Le travail avec Hitesh sur la musique du film a été une sacrée aventure ! Tout d’abord, nous avons déniché la voix brute mais bouleversante de Gaazi Khan au Rajasthan. Nous l’avons enregistrée dans un studio délabré de Jodhpur. C’est là qu’est née la chanson « Baaisa ». Cette chanson est une ode aux filles, mais paradoxalement, nous l’avons utilisée dans la scène où la toute jeune épouse est expédiée vers son nouveau domicile conjugal. Hitesh a ensuite composé « Maai » (« mère »), sur des paroles de Swanand Kirkire. Quand Hitesh a joué les premières notes de « Maai », j’ai tout de suite su que La Saison Des Femmes était entre de bonnes mains. Des chansons grivoises sur lesquelles danse Bijli, la prostituée, à la mélodie très émouvante de « Maai », Hitesh est toujours resté en communion avec l’âme du film à travers sa musique. Créer la bande originale dans sa totalité fut le fruit de longues discussions entre lui et moi. Il y a eu des désaccords, de la colère, du rire et parfois même quelques larmes… Mais nous avons toujours su que nous finirions par trouver le bon ton pour le film.

Comment avez-vous recréé l’ambiance électrisante de ces scènes de danse ?

Il était important pour moi qu’il y ait ce pendant festif au discours social que j’ai voulu faire passer dans mon film, sur la condition de la femme dans mon pays. Plus précisément, dans les scènes avec Bijli, la compagnie de danse que l’on voit dans le film reproduit une pratique très commune au nord de l’Inde, où des femmes montent sur scène pour émoustiller les spectateurs. Les paroles et les mouvements de leurs numéros sont à forte connotation sexuelle. Beaucoup de ces femmes sont aussi des prostituées. J’ai toujours été fascinée par ces danseuses itinérantes, qui sont paradoxalement bien implantées dans la tradition indienne. Le personnage de Bijli m’a permis d’explorer un aspect très intéressant de la sexualité. J’ai presque fait d’elle la voix de l’émancipation, puisque c’est la seule femme du trio à s’être aventurée hors du village, à connaître le monde extérieur. Elle m’a aussi permis de mieux comprendre Rani et Lajjo à travers son regard, puisque moi aussi je viens de l’extérieur.

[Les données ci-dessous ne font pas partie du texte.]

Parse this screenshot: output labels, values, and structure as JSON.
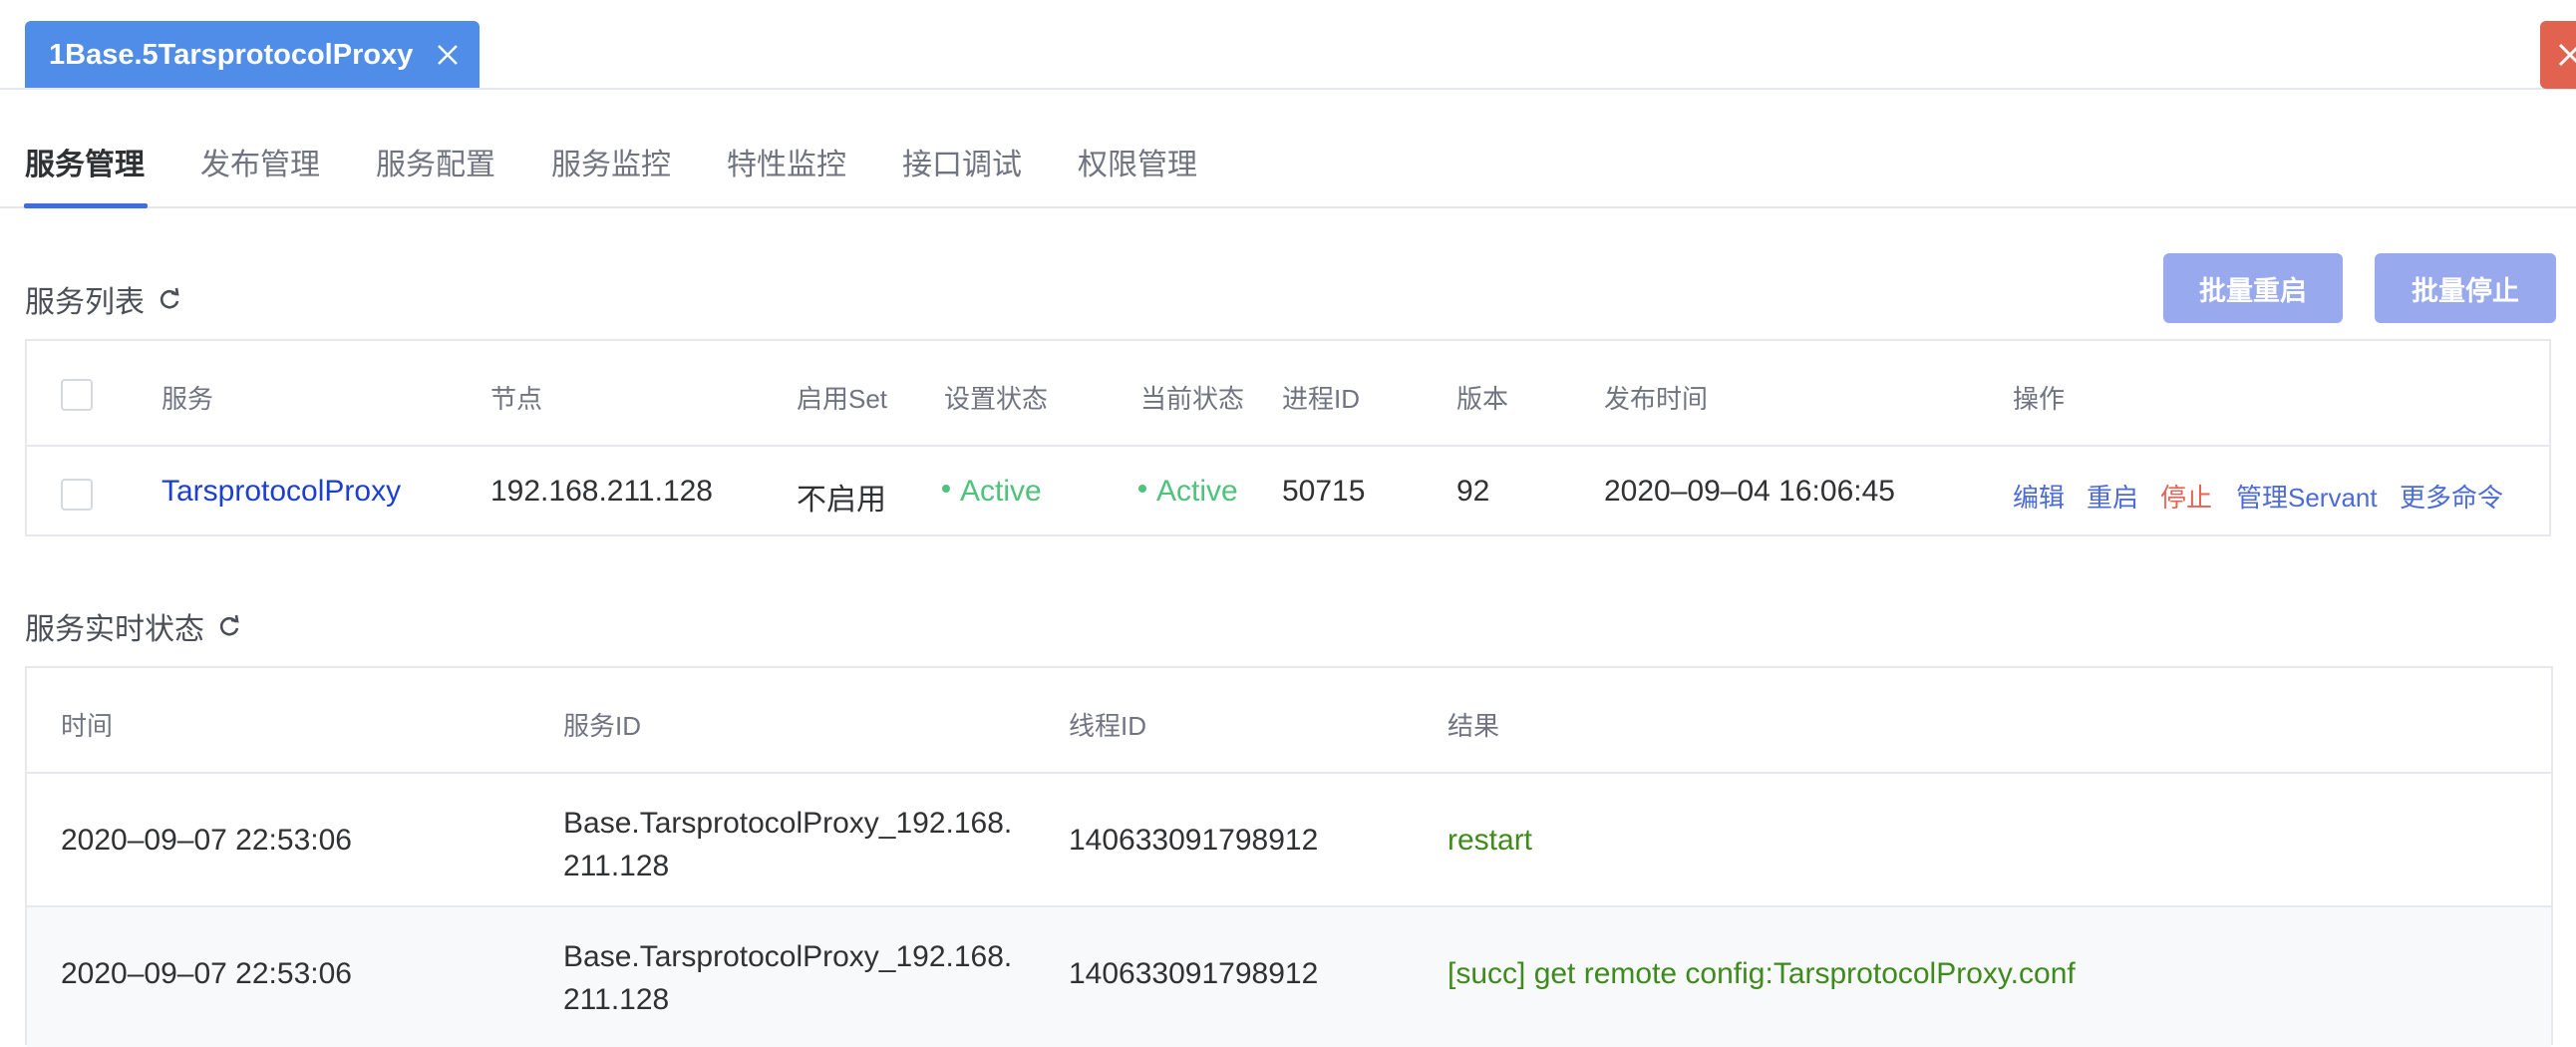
{
  "window": {
    "tab_title": "1Base.5TarsprotocolProxy",
    "close_icon": "close-icon"
  },
  "nav": {
    "tabs": [
      "服务管理",
      "发布管理",
      "服务配置",
      "服务监控",
      "特性监控",
      "接口调试",
      "权限管理"
    ],
    "active": "服务管理"
  },
  "service_list": {
    "title": "服务列表",
    "buttons": {
      "batch_restart": "批量重启",
      "batch_stop": "批量停止"
    },
    "headers": [
      "服务",
      "节点",
      "启用Set",
      "设置状态",
      "当前状态",
      "进程ID",
      "版本",
      "发布时间",
      "操作"
    ],
    "rows": [
      {
        "service": "TarsprotocolProxy",
        "node": "192.168.211.128",
        "set": "不启用",
        "setting_status": "Active",
        "current_status": "Active",
        "pid": "50715",
        "version": "92",
        "publish_time": "2020–09–04 16:06:45",
        "ops": {
          "edit": "编辑",
          "restart": "重启",
          "stop": "停止",
          "servant": "管理Servant",
          "more": "更多命令"
        }
      }
    ]
  },
  "realtime": {
    "title": "服务实时状态",
    "headers": [
      "时间",
      "服务ID",
      "线程ID",
      "结果"
    ],
    "rows": [
      {
        "time": "2020–09–07 22:53:06",
        "service_id_1": "Base.TarsprotocolProxy_192.168.",
        "service_id_2": "211.128",
        "thread_id": "140633091798912",
        "result": "restart"
      },
      {
        "time": "2020–09–07 22:53:06",
        "service_id_1": "Base.TarsprotocolProxy_192.168.",
        "service_id_2": "211.128",
        "thread_id": "140633091798912",
        "result": "[succ] get remote config:TarsprotocolProxy.conf"
      }
    ]
  },
  "colors": {
    "accent": "#4f8de8",
    "button": "#99a9ee",
    "link": "#1d3fd0",
    "active_green": "#4fc27c",
    "stop_red": "#e66355",
    "result_green": "#3e8a1c"
  }
}
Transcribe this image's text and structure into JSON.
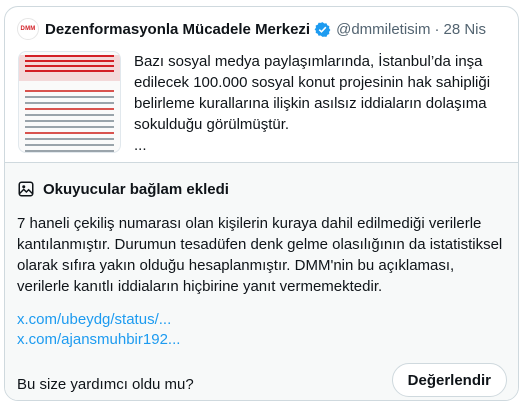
{
  "quoted_post": {
    "logo_text": "DMM",
    "author_name": "Dezenformasyonla Mücadele Merkezi",
    "handle": "@dmmiletisim",
    "separator": "·",
    "date": "28 Nis",
    "text": "Bazı sosyal medya paylaşımlarında, İstanbul’da inşa edilecek 100.000 sosyal konut projesinin hak sahipliği belirleme kurallarına ilişkin asılsız iddiaların dolaşıma sokulduğu görülmüştür.",
    "more": "...",
    "colors": {
      "brand": "#d32027",
      "verified": "#1d9bf0"
    }
  },
  "community_note": {
    "title": "Okuyucular bağlam ekledi",
    "body": "7 haneli çekiliş numarası olan kişilerin kuraya dahil edilmediği verilerle kantılanmıştır. Durumun tesadüfen denk gelme olasılığının da istatistiksel olarak sıfıra yakın olduğu hesaplanmıştır. DMM'nin bu açıklaması, verilerle kanıtlı iddiaların hiçbirine yanıt vermemektedir.",
    "links": [
      "x.com/ubeydg/status/...",
      "x.com/ajansmuhbir192..."
    ],
    "helpful_question": "Bu size yardımcı oldu mu?",
    "rate_button": "Değerlendir",
    "colors": {
      "link": "#1d9bf0",
      "background": "#f7f9f9"
    }
  }
}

Votre film mêle une analyse frontale de la société indienne avec la tradition du cinéma bollywoodien. Était-ce important pour vous que ces deux pans coexistent ?

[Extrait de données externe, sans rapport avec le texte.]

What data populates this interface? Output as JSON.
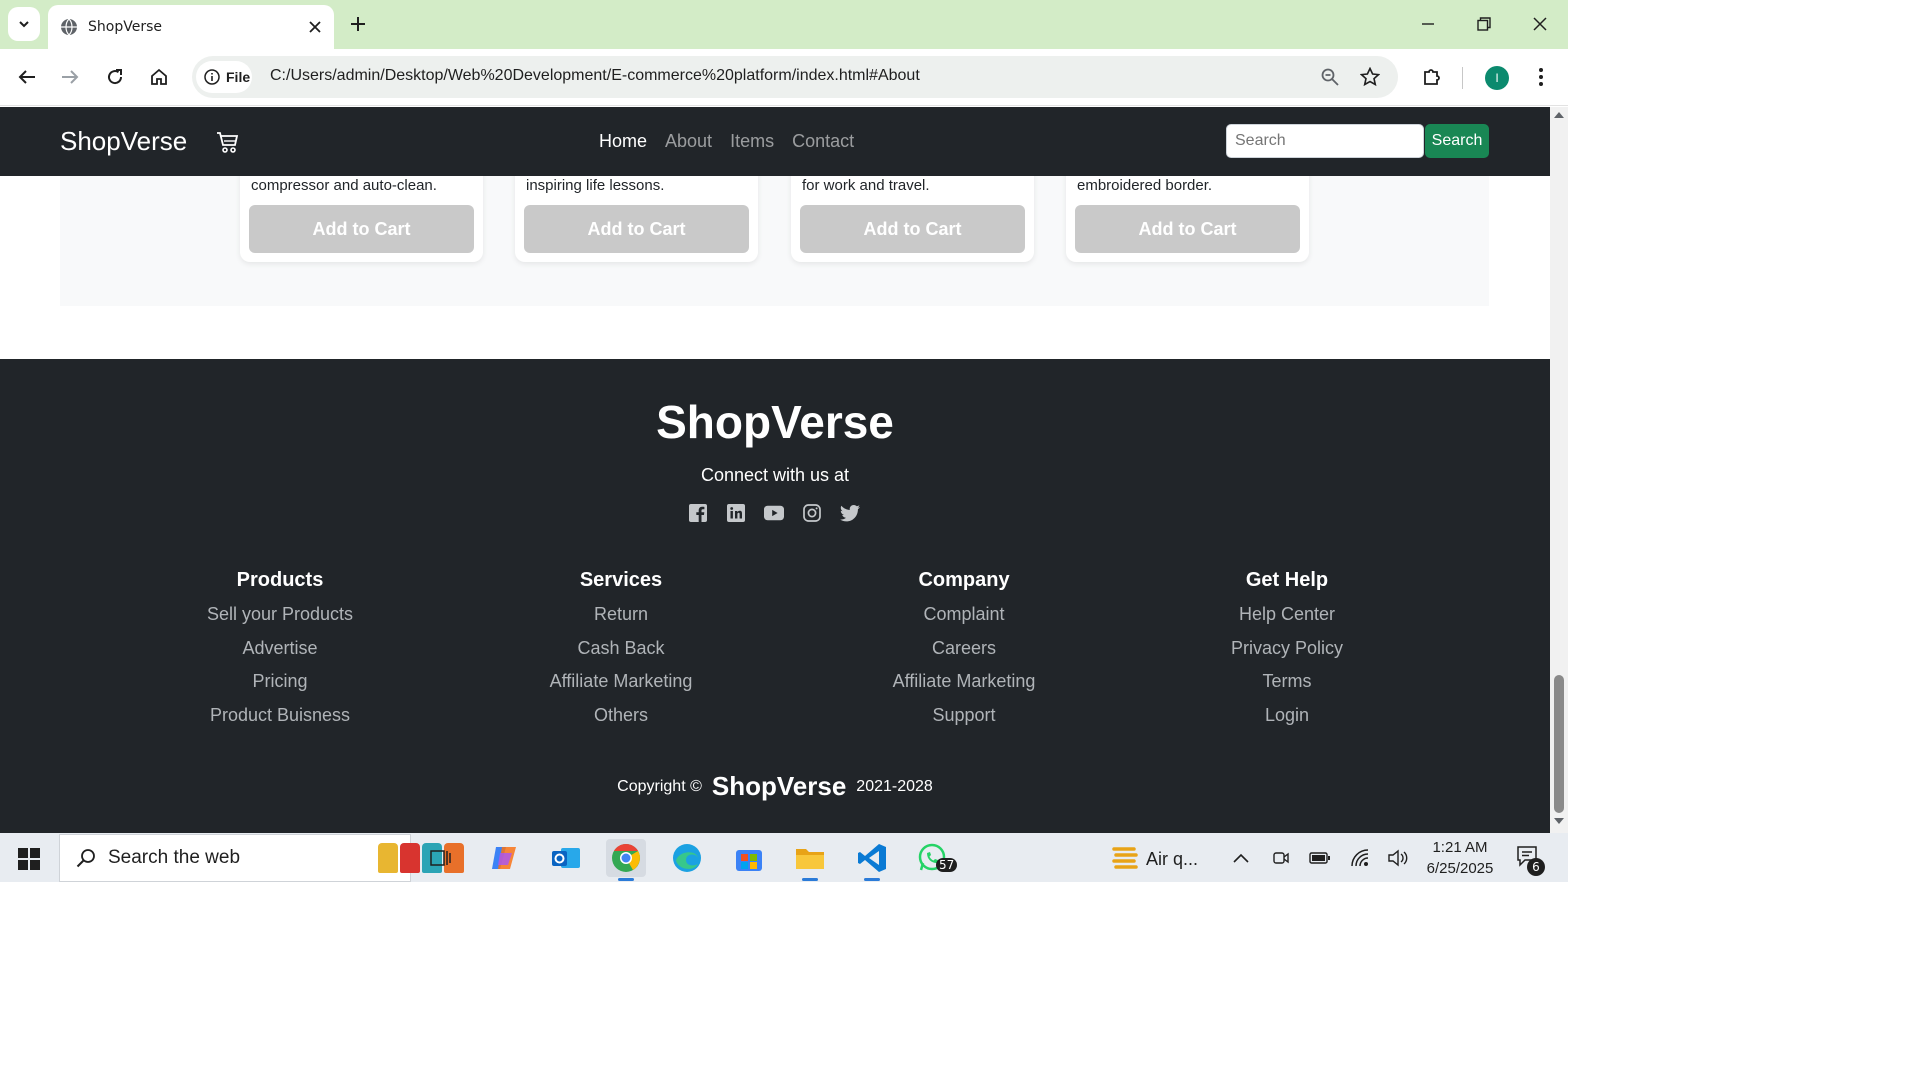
{
  "browser": {
    "tab_title": "ShopVerse",
    "url_chip_label": "File",
    "url": "C:/Users/admin/Desktop/Web%20Development/E-commerce%20platform/index.html#About",
    "profile_initial": "I"
  },
  "navbar": {
    "brand": "ShopVerse",
    "links": [
      "Home",
      "About",
      "Items",
      "Contact"
    ],
    "active_link": "Home",
    "search_placeholder": "Search",
    "search_button": "Search"
  },
  "products": [
    {
      "description_tail": "compressor and auto-clean.",
      "button": "Add to Cart"
    },
    {
      "description_tail": "inspiring life lessons.",
      "button": "Add to Cart"
    },
    {
      "description_tail": "for work and travel.",
      "button": "Add to Cart"
    },
    {
      "description_tail": "embroidered border.",
      "button": "Add to Cart"
    }
  ],
  "footer": {
    "brand": "ShopVerse",
    "connect_text": "Connect with us at",
    "socials": [
      "facebook-icon",
      "linkedin-icon",
      "youtube-icon",
      "instagram-icon",
      "twitter-icon"
    ],
    "columns": [
      {
        "title": "Products",
        "links": [
          "Sell your Products",
          "Advertise",
          "Pricing",
          "Product Buisness"
        ]
      },
      {
        "title": "Services",
        "links": [
          "Return",
          "Cash Back",
          "Affiliate Marketing",
          "Others"
        ]
      },
      {
        "title": "Company",
        "links": [
          "Complaint",
          "Careers",
          "Affiliate Marketing",
          "Support"
        ]
      },
      {
        "title": "Get Help",
        "links": [
          "Help Center",
          "Privacy Policy",
          "Terms",
          "Login"
        ]
      }
    ],
    "copyright_prefix": "Copyright ©",
    "copyright_brand": "ShopVerse",
    "copyright_years": "2021-2028"
  },
  "taskbar": {
    "search_text": "Search the web",
    "whatsapp_badge": "57",
    "weather_text": "Air q...",
    "time": "1:21 AM",
    "date": "6/25/2025",
    "notification_count": "6"
  },
  "colors": {
    "navbar_bg": "#212529",
    "search_button_bg": "#198754",
    "add_to_cart_bg": "#c9c9c9",
    "tabbar_bg": "#d3ecc7"
  }
}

En Inde, nous aimons les films et le cricket. C’est presque une obsession. Bollyood faire partie intégrante de nos vies et s’inspire de nos de vies, lorsque nous dansons et chantons à de multiples occasions. Nous nous exprimons quotidiennement grâce à la danse et à la musique. Je suis une cinéaste indienne et je n’aurais jamais pu faire un film sans ces éléments même si j’explore des réalités très violentes. Alors oui, arriver à cet équilibre, c’était simple et vital à la fois. Je ne me suis forcée à rien et n’ai rien recherché qui n’était pas en accord naturel avec l’histoire de ces femmes.

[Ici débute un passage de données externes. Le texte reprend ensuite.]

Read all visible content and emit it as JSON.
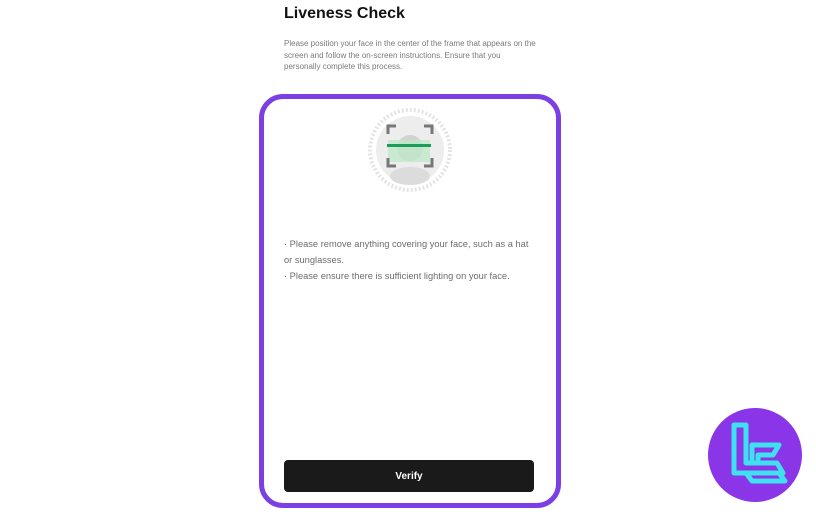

Comment produit-on un tel film en Inde aujourd’hui ?

C’est extrêmement difficile de trouver du financement pour un film comme La Saison Des Femmes en Inde aujourd’hui. J’aurais aimé que les choses soient différentes, que de tels films puissent trouver leur place dans l’immense industrie du cinéma indien et coexistent à côté du cinéma bollywoodien. Nous avons tous, moi en premier, pulvérisé bien des barrières pour faire exister La Saison Des Femmes. J’ai été soutenue par mon mari qui a endossé le rôle de producteur. J’espère juste que je pourrai montrer le film sans aucune censure en Inde.

Justement, quand le film sera-t-il distribué en Inde et comment pensez-vous qu’il sera reçu par les spectateurs ?

Nous devons encore soumettre La Saison Des Femmes au comité de censure. Nous construirons la stratégie de sortie lorsque nous aurons leurs retours. Les quelques personnes qui ont découvert le film en projections privées ont magnifiquement réagi. Alors… j’espère une réaction positive de la part de la censure.

Pensez-vous que le film créera des débats dans votre pays ?

Je le souhaite de tout cœur. J’espère que La Saison Des Femmes suscitera des conversations, des polémiques qui me semblent essentielles pour notre monde et pour nos vies aujourd’hui. Tous ces sujets ont été trop longtemps relégués aux oubliettes, cachés sous le tapis. Et les débats sont un premier pas vers le changement…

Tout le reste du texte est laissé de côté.